Normalized, log-transformed transcript levels of rpoB, gap, opuCA, bsh, ltrC, oppA, and fri for the L. monocytogenes parent strain and the ΔsigB strain grown at 4°C. Transcript levels were determined by qRT-PCR analysis of RNA isolated from the L. monocytogenes parent strain 10403S and the ΔsigB strain grown in BHI at 4°C for 3, 6, 9, and 12 days. Transcript levels for each gene were log transformed and normalized to the geometric mean of the transcript levels for the housekeeping genes rpoB and gap. Values shown represent the averages of results of qRT-PCR assays performed on three independent RNA collections; error bars show standard deviations. Results of statistical analyses using ANOVA are detailed in the text and shown in Table S2 in the supplemental material.

FIG. 5.

RACE-PCR and promoter sequences of ltrC and fri. RACE-PCR was performed using total RNA collected from L. monocytogenes parent strain (10403S) and ΔsigB cells cold shocked at 4°C for 30 min. (A) Agarose gel electrophoresis of RACE-PCR products for ltrC (lanes 2 to 6) and fri (lanes 8 to 12).

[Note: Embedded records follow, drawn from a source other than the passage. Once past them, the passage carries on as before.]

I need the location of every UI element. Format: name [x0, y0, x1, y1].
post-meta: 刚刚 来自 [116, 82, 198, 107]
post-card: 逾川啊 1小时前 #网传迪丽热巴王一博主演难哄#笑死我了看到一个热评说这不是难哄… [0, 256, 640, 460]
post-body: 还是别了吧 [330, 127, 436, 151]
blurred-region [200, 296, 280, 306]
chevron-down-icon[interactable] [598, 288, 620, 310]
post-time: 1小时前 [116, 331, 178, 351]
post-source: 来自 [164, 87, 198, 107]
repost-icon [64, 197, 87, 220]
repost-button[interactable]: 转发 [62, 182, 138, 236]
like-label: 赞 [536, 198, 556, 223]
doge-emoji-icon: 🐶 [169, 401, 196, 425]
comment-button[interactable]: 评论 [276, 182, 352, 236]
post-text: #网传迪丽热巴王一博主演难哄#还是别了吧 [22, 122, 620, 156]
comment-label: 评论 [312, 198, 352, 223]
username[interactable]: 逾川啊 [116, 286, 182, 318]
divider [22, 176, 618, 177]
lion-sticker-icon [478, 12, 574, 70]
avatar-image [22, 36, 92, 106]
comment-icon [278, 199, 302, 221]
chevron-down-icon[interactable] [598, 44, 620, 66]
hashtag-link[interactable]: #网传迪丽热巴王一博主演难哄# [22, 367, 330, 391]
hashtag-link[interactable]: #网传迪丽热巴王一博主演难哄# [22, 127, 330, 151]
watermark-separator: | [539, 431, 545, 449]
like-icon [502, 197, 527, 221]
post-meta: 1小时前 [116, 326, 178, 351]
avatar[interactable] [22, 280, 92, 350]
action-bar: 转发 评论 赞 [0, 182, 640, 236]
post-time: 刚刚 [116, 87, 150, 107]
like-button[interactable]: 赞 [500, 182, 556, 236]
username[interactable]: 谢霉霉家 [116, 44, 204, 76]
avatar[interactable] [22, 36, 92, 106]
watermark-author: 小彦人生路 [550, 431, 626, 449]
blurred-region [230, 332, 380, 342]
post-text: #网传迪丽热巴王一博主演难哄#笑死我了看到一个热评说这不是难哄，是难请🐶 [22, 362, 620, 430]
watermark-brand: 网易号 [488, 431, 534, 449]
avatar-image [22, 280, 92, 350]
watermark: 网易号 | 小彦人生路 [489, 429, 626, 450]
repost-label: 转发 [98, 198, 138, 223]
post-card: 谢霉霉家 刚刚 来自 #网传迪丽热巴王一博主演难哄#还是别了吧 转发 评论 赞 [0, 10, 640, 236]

Lanes 1 and 7, pGEM DNA size marker (Promega, Madison, WI); lanes 2 and 8, PCR of untailed L. monocytogenes parent strain cDNA (negative control); lanes 3 and 9, PCR of poly(dC)-tailed parent strain cDNA; lanes 4 and 10, PCR of untailed L. monocytogenes ΔsigB cDNA (negative control); lanes 5 and 11, PCR of poly(dC)-tailed ΔsigB cDNA; lanes 6 and 12, negative-control PCR with no cDNA. Arrows indicate σ^B-dependent transcripts (i.e., transcripts that were detected in RNA from the parent strain but not in RNA from the ΔsigB strain). The contrast of the ltrC gel picture was enhanced to visualize DNA fragments. (B) σ^B promoter sequence for ltrC determined by RACE-PCR. The −35 and −10 regions are underlined. The triangle indicates the transcriptional start site determined by RACE-PCR.

FIG. 6.

RACE-PCR and promoter sequence of opuCA. RACE-PCR was performed using total RNA collected from the L. monocytogenes parent strain and ΔsigB strain after growth to stationary phase (day 9) at 4°C or after growth to stationary phase (OD₆₀₀ = 2.0) at 37°C and previously described opuCA-specific primers (25). (A) Agarose gel electrophoresis of RACE-PCR products for opuCA in L. monocytogenes grown to stationary phase in BHI at 37°C (lanes 2 to 5) or at 4°C (lanes 7 to 10). Lanes 1 and 6, pGEM DNA size marker; lanes 2 and 7, PCR of untailed L. monocytogenes parent strain (10403S) cDNA (negative control); lanes 3 and 8, PCR of poly(dC)-tailed parent strain cDNA; lanes 4 and 9, PCR of untailed ΔsigB strain cDNA (negative control); lanes 5 and 10, PCR of poly(dC)-tailed ΔsigB cDNA; lane 11, negative-control PCR with no cDNA. (B) σ^B and σ^A promoter sequences for opuCA as determined by RACE-PCR. The −35 and −10 regions for the σ^B- and σ^A-dependent promoters are double and single underlined, respectively. Triangles indicate transcriptional start sites for opuCA determined by RACE-PCR in the L. monocytogenes parent strain (▵) and ΔsigB mutant () grown at 37°C and for the parent strain and ΔsigB mutant grown at 4°C (▴).